関節の機能障害が残った場合は、健康な側の曲がる角度と、後遺症がある側(患側)の曲がる角度を比べて、 どれくらい曲がらなくなったのかによって、認定される 等級が違ってきます。4分の3以下に制限された場合と2分の1以下に制限された場合などのように、決められています。単に曲がらないことだけでなく、 曲がらないことについて、骨が変形しているなどの理由がはっきりしている必要もあります。

Q17 高次脳機能障害はどのように評価されますか?

事故後の意識レベルや脳室拡大などの画像所見のほか、神経心理テストや日常生活の状況などによって評価され、等級認定されます。

Q18 顔に残った傷も後遺症になるのですか?

外貌醜状といって、後遺障害となります。傷の位置や程度によって認定される等級は異なります。 10円玉以上の大きさとか、3センチ以上の長さなどの基準がありますが、色の濃さなども関係してきます。 比較的軽いものでは、男性は14級、女性は12級。重いものでは 男性は12級、女性は7級になります。
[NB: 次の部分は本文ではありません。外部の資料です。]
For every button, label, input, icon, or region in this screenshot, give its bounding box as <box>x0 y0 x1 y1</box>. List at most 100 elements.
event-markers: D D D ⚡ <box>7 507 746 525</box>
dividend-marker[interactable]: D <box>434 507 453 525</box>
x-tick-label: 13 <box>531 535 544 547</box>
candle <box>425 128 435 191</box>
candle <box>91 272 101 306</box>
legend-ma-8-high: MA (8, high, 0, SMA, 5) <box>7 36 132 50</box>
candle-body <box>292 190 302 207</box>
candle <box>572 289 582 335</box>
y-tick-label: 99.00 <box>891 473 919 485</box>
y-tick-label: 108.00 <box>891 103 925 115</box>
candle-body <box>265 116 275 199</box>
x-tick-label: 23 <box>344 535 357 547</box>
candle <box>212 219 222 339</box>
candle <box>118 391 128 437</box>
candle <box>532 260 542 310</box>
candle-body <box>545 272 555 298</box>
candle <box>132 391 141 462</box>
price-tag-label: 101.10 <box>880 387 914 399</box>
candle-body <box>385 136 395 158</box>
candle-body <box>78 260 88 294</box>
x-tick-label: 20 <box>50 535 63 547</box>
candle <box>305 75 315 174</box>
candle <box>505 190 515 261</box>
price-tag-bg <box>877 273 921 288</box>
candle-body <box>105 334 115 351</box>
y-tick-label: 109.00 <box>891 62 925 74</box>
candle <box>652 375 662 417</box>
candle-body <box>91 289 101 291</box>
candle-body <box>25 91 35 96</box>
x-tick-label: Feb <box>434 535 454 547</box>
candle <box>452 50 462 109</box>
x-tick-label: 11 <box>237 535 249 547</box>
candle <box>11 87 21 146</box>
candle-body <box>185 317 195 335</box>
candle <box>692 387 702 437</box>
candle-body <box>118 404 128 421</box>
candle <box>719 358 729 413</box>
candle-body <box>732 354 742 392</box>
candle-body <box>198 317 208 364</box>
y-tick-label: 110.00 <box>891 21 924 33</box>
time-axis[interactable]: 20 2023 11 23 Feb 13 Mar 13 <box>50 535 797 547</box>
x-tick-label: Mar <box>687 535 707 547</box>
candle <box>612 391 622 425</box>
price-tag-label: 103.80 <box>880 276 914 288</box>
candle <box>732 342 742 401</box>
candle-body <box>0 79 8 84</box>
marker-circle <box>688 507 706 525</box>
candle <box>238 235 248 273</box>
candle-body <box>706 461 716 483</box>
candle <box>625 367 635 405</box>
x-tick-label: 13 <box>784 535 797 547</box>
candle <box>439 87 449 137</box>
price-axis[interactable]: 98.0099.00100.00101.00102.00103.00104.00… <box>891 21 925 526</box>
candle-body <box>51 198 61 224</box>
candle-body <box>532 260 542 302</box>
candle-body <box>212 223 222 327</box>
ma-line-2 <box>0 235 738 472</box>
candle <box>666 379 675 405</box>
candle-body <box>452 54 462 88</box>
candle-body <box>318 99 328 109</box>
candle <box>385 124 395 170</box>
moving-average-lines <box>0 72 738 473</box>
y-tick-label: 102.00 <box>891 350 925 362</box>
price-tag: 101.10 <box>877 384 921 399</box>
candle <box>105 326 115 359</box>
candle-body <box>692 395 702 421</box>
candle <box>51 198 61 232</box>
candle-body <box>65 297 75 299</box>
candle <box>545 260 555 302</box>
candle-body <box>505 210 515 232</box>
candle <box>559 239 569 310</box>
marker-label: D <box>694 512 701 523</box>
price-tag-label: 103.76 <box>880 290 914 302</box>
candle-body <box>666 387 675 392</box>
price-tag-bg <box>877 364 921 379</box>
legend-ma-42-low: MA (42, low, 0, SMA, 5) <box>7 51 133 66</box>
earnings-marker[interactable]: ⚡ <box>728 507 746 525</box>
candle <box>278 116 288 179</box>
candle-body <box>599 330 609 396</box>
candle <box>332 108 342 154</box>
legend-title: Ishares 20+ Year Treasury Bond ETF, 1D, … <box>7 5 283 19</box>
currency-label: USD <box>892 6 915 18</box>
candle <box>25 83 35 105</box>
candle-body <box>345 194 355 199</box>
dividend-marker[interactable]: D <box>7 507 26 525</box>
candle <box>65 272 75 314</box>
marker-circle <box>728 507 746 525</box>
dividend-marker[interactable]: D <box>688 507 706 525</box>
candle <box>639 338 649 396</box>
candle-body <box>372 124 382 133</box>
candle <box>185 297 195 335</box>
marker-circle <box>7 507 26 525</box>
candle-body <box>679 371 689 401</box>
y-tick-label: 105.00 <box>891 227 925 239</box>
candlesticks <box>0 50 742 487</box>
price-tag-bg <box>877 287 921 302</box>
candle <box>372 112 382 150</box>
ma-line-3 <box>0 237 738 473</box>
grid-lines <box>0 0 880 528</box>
Q19 耳鳴りが残ったのですが、何級に認定されますか?

耳鳴りの原因にもよりますが、14級または12級に認定される可能性があります。

Q20 視力が悪くなったのですが、等級認定されますか?

視力が落ちるのにはいろいろな原因があります。視神経の損傷などがあり、矯正もできず、 等級表に定められた程度の視力の低下がある場合は、認定される場合があります。